One annual excursion to the beach has been shelved permanently after a risk assessment revealed children going swimming in the sea might get wet.

It follows conclusions in a Government-funded report last year that "perceived health and safety regulations were felt to have systematically undermined communities and the quality of their children's education".

The report was initiated after a 15-year old female secondary school pupil, who can’t be named for legal reasons (Fellatia McGammer), broke a fingernail during art class and had to be rushed by ambulance to the nearest manicurists.

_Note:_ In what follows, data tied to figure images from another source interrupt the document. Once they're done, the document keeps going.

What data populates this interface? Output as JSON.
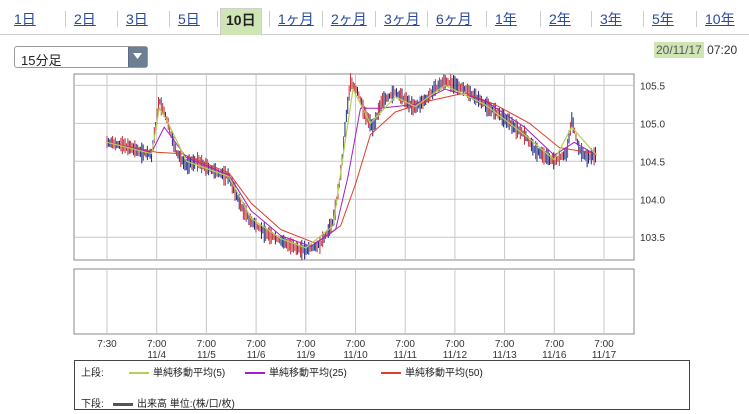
{
  "tabs": [
    {
      "label": "1日",
      "active": false
    },
    {
      "label": "2日",
      "active": false
    },
    {
      "label": "3日",
      "active": false
    },
    {
      "label": "5日",
      "active": false
    },
    {
      "label": "10日",
      "active": true
    },
    {
      "label": "1ヶ月",
      "active": false
    },
    {
      "label": "2ヶ月",
      "active": false
    },
    {
      "label": "3ヶ月",
      "active": false
    },
    {
      "label": "6ヶ月",
      "active": false
    },
    {
      "label": "1年",
      "active": false
    },
    {
      "label": "2年",
      "active": false
    },
    {
      "label": "3年",
      "active": false
    },
    {
      "label": "5年",
      "active": false
    },
    {
      "label": "10年",
      "active": false
    }
  ],
  "interval_select": {
    "value": "15分足"
  },
  "timestamp": {
    "date": "20/11/17",
    "time": "07:20"
  },
  "legend": {
    "upper_label": "上段:",
    "lower_label": "下段:",
    "items": [
      {
        "label": "単純移動平均(5)",
        "color": "#b5cf52"
      },
      {
        "label": "単純移動平均(25)",
        "color": "#a020c0"
      },
      {
        "label": "単純移動平均(50)",
        "color": "#e0402a"
      }
    ],
    "volume": {
      "label": "出来高 単位:(株/口/枚)",
      "color": "#555555"
    }
  },
  "chart_data": {
    "type": "line",
    "ylim": [
      103.2,
      105.65
    ],
    "y_ticks": [
      "105.5",
      "105.0",
      "104.5",
      "104.0",
      "103.5"
    ],
    "y_tick_values": [
      105.5,
      105.0,
      104.5,
      104.0,
      103.5
    ],
    "x_ticks": [
      {
        "time": "7:30",
        "date": ""
      },
      {
        "time": "7:00",
        "date": "11/4"
      },
      {
        "time": "7:00",
        "date": "11/5"
      },
      {
        "time": "7:00",
        "date": "11/6"
      },
      {
        "time": "7:00",
        "date": "11/9"
      },
      {
        "time": "7:00",
        "date": "11/10"
      },
      {
        "time": "7:00",
        "date": "11/11"
      },
      {
        "time": "7:00",
        "date": "11/12"
      },
      {
        "time": "7:00",
        "date": "11/13"
      },
      {
        "time": "7:00",
        "date": "11/16"
      },
      {
        "time": "7:00",
        "date": "11/17"
      }
    ],
    "price_path": [
      [
        0.0,
        104.75
      ],
      [
        0.35,
        104.7
      ],
      [
        0.7,
        104.62
      ],
      [
        0.9,
        104.58
      ],
      [
        1.05,
        105.3
      ],
      [
        1.2,
        105.05
      ],
      [
        1.4,
        104.6
      ],
      [
        1.6,
        104.45
      ],
      [
        1.8,
        104.5
      ],
      [
        2.0,
        104.42
      ],
      [
        2.2,
        104.35
      ],
      [
        2.45,
        104.3
      ],
      [
        2.7,
        103.9
      ],
      [
        2.9,
        103.7
      ],
      [
        3.2,
        103.55
      ],
      [
        3.5,
        103.45
      ],
      [
        3.8,
        103.35
      ],
      [
        4.0,
        103.33
      ],
      [
        4.3,
        103.4
      ],
      [
        4.55,
        103.7
      ],
      [
        4.7,
        104.3
      ],
      [
        4.8,
        105.0
      ],
      [
        4.9,
        105.55
      ],
      [
        5.05,
        105.4
      ],
      [
        5.2,
        105.1
      ],
      [
        5.35,
        104.95
      ],
      [
        5.55,
        105.3
      ],
      [
        5.8,
        105.4
      ],
      [
        6.0,
        105.3
      ],
      [
        6.2,
        105.2
      ],
      [
        6.4,
        105.3
      ],
      [
        6.6,
        105.45
      ],
      [
        6.8,
        105.55
      ],
      [
        7.0,
        105.5
      ],
      [
        7.2,
        105.45
      ],
      [
        7.4,
        105.35
      ],
      [
        7.6,
        105.25
      ],
      [
        7.8,
        105.15
      ],
      [
        8.0,
        105.05
      ],
      [
        8.2,
        104.95
      ],
      [
        8.4,
        104.85
      ],
      [
        8.6,
        104.65
      ],
      [
        8.85,
        104.55
      ],
      [
        9.0,
        104.5
      ],
      [
        9.25,
        104.6
      ],
      [
        9.35,
        105.05
      ],
      [
        9.5,
        104.65
      ],
      [
        9.65,
        104.55
      ],
      [
        9.85,
        104.58
      ]
    ],
    "sma5": [
      [
        0.0,
        104.75
      ],
      [
        0.9,
        104.6
      ],
      [
        1.05,
        105.2
      ],
      [
        1.2,
        105.05
      ],
      [
        1.6,
        104.5
      ],
      [
        2.45,
        104.3
      ],
      [
        2.9,
        103.75
      ],
      [
        3.5,
        103.48
      ],
      [
        4.0,
        103.36
      ],
      [
        4.55,
        103.65
      ],
      [
        4.8,
        104.8
      ],
      [
        4.95,
        105.45
      ],
      [
        5.3,
        105.0
      ],
      [
        5.8,
        105.35
      ],
      [
        6.2,
        105.22
      ],
      [
        6.8,
        105.5
      ],
      [
        7.6,
        105.25
      ],
      [
        8.4,
        104.85
      ],
      [
        9.0,
        104.52
      ],
      [
        9.35,
        104.95
      ],
      [
        9.85,
        104.58
      ]
    ],
    "sma25": [
      [
        0.0,
        104.75
      ],
      [
        0.9,
        104.62
      ],
      [
        1.15,
        104.95
      ],
      [
        1.6,
        104.55
      ],
      [
        2.45,
        104.32
      ],
      [
        2.9,
        103.85
      ],
      [
        3.5,
        103.52
      ],
      [
        4.1,
        103.38
      ],
      [
        4.6,
        103.6
      ],
      [
        4.85,
        104.3
      ],
      [
        5.1,
        105.2
      ],
      [
        5.5,
        105.2
      ],
      [
        6.2,
        105.25
      ],
      [
        6.8,
        105.45
      ],
      [
        7.6,
        105.3
      ],
      [
        8.4,
        104.95
      ],
      [
        9.0,
        104.58
      ],
      [
        9.4,
        104.75
      ],
      [
        9.85,
        104.58
      ]
    ],
    "sma50": [
      [
        0.0,
        104.75
      ],
      [
        1.0,
        104.62
      ],
      [
        1.5,
        104.6
      ],
      [
        2.45,
        104.35
      ],
      [
        2.9,
        103.95
      ],
      [
        3.5,
        103.6
      ],
      [
        4.2,
        103.42
      ],
      [
        4.7,
        103.65
      ],
      [
        5.0,
        104.2
      ],
      [
        5.3,
        104.85
      ],
      [
        5.8,
        105.15
      ],
      [
        6.5,
        105.3
      ],
      [
        7.2,
        105.4
      ],
      [
        7.8,
        105.25
      ],
      [
        8.5,
        105.0
      ],
      [
        9.1,
        104.68
      ],
      [
        9.85,
        104.6
      ]
    ],
    "series_colors": {
      "price": "#1b2a80",
      "sma5": "#b5cf52",
      "sma25": "#a020c0",
      "sma50": "#e0402a"
    }
  }
}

Ms. Rita Scrunge, a spokeswoman for the Department for Children, Schools and Families told the education correspondent for the Cormorant Stranglers Weekly : "We urge schools to take a common sense approach to keeping pupils safe but a calculated amount of risk is part and parcel of growing up and we do not subscribe to a cotton wool culture of a sanitised childhood."

Asked for his opinion on the current health and safety hurdles facing schools, 96-year old registered sex offender Harry Slug told reporters “I never went to no school but I used ter play wiv the kids that did.”
“I ‘ad ter start work in a coal mine when I woz six years old ter ’elp feed the family cos me Dad woz inside like fer murderin’ the neighbours an’ me Mum was on the gin bottle 24/7 an’ floggin’ ‘er golly. But it never did me any ‘arm. I love ‘angin’ around schools.”

Twelve-year old Danny McTwat from Smegmadale’s prestigious Asbo Central High told reporters “Yeah right, it’s bleedin’ barmy - we ‘ave to do an effin’ risk assessment before we cross the fuckin’ road ter go ter Bargain Booze or Threshers fer a few cans of Old Headbanger lager an’ a pack of fags.”
“Wot tosser thinks up these daft regulations, cos I’m not votin’ for ‘im.”